Aku duduk di seberangnya dan menyerahkan piring serta alat makan. Setelah piring kami terisi dan anggur dituangkan, Silas kembali melirik ke arahku. Mata kami bertemu lagi. Detak jantungku meningkat saat dia terus menatapku.

"Aku suka matamu," kataku tanpa sadar.

Tubuhnya sedikit tersentak dan matanya melebar juga. Dia menatapku beberapa detik lagi sebelum melihat ke arah lain. Menelan ludah, aku meraih gelas dan menyesapnya. Silas masih belum mengatakan apa-apa. Dia berdeham beberapa kali lalu kembali menatapku.

"Kamu orang pertama yang pernah mengatakan itu," katanya pelan.

"Pertama? Sulit dipercaya."

Dia menggelengkan kepala. "Aku kebanyakan menghindari kontak mata karena mataku menakut-nakuti mereka—terutama anak-anak. Itu juga membuatku merasa seperti orang aneh."

"Banyak orang yang punya mata berbeda warna dan tidak ada yang salah dengan itu. Lagipula, matamu justru menambah kecantikanmu."

"Kecantikan, ya?" Dia tertawa. "Kamu pikir aku cantik?"

Aku menundukkan kepala untuk menyembunyikan semburat merah yang naik ke leherku. Filter antara otak dan mulutku pasti rusak. Itu satu-satunya penjelasan mengapa aku tiba-tiba mengeluarkan kata-kata seperti itu kepada pria yang baru kukenal. Aku memasukkan beberapa mie ke mulut dan mengunyah perlahan. Mungkin jika aku butuh beberapa menit untuk menjawab, dia akan melupakannya.

Tapi tidak. "Lara, kamu pikir aku cantik?"

Mataku menatapnya. Aku membuka mulut dan menutupnya, lalu setelah beberapa detik aku mengangguk. Senyumnya melebar.

"Tahu siapa yang benar-benar cantik?"

Aku menggelengkan kepala.

"Kamu."

Kata kecil yang sederhana itu menghisap udara dari paru-paruku dan membuatku menelan tanpa sengaja.
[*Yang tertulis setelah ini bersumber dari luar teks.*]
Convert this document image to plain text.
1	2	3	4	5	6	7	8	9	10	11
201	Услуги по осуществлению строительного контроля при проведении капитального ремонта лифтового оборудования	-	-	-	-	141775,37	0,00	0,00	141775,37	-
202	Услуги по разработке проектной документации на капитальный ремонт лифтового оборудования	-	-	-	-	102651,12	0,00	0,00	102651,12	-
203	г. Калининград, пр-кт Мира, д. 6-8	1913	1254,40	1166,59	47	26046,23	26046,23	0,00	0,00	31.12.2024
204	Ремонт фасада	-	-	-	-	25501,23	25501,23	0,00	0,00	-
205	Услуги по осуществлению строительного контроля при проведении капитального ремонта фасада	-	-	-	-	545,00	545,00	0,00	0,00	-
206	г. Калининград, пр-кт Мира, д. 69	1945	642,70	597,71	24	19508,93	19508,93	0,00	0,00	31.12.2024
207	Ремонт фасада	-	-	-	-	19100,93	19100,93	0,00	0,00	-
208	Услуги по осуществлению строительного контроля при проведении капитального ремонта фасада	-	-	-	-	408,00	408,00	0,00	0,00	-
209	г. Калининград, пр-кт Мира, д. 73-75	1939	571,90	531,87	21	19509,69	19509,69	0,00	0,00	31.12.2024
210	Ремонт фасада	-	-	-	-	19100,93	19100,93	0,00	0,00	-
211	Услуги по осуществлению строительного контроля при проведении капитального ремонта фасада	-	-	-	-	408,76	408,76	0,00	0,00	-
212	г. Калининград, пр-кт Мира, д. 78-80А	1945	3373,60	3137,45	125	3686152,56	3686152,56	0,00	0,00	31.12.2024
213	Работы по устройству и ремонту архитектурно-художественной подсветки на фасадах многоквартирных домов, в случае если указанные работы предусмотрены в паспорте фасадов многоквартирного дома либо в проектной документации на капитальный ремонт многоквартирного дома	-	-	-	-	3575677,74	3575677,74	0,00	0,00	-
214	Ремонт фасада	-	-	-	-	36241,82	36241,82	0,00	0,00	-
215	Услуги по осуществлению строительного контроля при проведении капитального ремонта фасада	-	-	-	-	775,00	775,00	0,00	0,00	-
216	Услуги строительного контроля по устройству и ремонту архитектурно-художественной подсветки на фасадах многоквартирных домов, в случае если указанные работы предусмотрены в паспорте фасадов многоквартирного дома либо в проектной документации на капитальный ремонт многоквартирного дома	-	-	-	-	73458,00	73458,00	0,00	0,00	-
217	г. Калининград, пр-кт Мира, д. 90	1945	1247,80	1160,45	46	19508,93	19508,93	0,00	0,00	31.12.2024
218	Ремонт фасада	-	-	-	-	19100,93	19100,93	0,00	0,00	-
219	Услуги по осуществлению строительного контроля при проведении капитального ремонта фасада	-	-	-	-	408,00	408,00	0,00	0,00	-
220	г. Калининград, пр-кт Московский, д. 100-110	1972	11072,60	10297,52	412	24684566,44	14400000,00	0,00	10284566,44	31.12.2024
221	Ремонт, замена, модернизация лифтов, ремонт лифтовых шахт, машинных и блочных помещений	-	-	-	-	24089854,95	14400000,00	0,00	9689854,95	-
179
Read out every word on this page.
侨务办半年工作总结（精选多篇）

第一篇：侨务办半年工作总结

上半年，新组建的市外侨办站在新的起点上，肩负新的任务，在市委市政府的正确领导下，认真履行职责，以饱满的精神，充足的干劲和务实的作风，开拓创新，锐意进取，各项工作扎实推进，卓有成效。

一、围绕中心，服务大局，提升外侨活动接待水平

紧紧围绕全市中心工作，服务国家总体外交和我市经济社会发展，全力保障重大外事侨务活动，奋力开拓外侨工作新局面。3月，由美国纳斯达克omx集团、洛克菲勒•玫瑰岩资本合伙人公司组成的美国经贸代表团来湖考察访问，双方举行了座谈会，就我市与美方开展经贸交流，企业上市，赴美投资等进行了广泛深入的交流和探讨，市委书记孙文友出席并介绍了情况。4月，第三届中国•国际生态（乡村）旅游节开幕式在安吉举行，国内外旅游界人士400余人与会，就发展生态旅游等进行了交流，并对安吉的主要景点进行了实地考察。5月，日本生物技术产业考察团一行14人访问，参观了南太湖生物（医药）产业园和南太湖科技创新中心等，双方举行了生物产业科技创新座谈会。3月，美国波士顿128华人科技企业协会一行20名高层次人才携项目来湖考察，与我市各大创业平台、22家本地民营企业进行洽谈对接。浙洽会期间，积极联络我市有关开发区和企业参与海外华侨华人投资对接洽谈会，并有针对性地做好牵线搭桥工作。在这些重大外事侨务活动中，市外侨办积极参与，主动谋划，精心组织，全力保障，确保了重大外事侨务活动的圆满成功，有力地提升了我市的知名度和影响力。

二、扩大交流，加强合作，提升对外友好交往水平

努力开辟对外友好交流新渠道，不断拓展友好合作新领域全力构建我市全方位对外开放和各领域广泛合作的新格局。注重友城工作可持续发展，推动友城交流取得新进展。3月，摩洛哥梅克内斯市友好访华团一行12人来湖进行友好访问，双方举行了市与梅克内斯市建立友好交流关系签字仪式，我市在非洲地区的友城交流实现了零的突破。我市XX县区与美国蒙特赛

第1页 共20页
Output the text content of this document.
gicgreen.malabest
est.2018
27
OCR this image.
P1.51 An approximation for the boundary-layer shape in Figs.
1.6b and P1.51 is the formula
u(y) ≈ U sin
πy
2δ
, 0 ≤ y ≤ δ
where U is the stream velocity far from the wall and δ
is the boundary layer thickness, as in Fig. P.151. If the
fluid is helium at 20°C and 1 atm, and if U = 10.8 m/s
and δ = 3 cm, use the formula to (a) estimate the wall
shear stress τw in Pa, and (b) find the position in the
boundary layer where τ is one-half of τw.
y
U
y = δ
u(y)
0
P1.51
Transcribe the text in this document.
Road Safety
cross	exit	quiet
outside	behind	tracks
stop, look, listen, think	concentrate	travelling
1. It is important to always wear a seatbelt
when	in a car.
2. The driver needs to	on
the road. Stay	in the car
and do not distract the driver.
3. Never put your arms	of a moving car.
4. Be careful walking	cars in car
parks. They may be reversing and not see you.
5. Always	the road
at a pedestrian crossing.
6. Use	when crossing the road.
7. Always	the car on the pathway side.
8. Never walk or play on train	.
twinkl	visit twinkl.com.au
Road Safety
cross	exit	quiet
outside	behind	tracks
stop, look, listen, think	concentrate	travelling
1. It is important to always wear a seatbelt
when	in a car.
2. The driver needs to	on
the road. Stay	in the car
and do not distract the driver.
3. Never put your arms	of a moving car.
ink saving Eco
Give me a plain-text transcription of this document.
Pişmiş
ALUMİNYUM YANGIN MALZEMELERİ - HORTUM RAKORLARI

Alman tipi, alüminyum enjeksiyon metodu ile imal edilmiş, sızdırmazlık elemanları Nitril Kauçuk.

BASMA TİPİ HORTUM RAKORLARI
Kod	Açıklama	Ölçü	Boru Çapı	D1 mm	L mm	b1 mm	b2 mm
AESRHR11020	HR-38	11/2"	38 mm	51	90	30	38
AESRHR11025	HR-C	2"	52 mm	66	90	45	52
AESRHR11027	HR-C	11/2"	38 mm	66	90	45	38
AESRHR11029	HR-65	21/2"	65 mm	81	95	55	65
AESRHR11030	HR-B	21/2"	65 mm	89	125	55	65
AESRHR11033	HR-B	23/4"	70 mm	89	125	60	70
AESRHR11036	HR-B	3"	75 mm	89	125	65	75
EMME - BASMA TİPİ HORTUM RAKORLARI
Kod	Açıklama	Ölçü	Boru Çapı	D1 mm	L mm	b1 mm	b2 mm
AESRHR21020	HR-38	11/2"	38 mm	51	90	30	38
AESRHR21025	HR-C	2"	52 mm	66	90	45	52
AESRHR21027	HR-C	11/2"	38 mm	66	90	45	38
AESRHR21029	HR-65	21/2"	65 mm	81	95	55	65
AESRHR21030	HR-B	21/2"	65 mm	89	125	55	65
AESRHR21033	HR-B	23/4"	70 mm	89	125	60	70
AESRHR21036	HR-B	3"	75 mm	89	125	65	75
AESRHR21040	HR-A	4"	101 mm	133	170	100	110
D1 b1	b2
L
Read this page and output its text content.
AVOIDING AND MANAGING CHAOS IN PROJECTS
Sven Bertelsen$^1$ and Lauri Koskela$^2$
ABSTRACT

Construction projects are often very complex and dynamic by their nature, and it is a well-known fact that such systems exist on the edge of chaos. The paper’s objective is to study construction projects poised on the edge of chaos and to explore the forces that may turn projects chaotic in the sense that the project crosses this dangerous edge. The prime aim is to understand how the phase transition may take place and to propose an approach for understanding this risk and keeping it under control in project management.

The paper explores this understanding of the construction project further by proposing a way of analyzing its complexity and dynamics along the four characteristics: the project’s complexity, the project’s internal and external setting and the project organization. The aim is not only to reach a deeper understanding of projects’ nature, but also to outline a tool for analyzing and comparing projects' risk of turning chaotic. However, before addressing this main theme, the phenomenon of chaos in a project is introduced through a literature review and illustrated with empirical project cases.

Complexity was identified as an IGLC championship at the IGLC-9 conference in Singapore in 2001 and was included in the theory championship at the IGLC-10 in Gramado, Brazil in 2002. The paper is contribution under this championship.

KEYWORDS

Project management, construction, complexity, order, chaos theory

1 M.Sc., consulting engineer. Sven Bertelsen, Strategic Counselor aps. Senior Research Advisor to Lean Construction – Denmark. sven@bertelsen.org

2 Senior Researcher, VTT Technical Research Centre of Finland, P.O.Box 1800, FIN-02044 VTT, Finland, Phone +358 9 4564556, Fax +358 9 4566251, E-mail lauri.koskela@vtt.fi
Sepotong daging meluncur turun ke tenggorokanku, membuatku tersedak. Aku mulai batuk. Air mata memenuhi mataku dan mengalir ke pipiku. Segelas air tiba-tiba muncul di depanku. Aku meraihnya dan meneguk beberapa tegukan besar air.

Saat kepanikan karena tersedak mereda, aku menyadari bahwa dadanya menempel di sampingku dan salah satu tangannya menggosok punggungku dengan gerakan melingkar. Aku menarik napas yang sangat dibutuhkan dan menahan erangan. Dia bahkan lebih harum dari dekat.

"Kamu baik-baik saja?"

Aku mengangguk sambil mengusap air mata. "T-terima kasih."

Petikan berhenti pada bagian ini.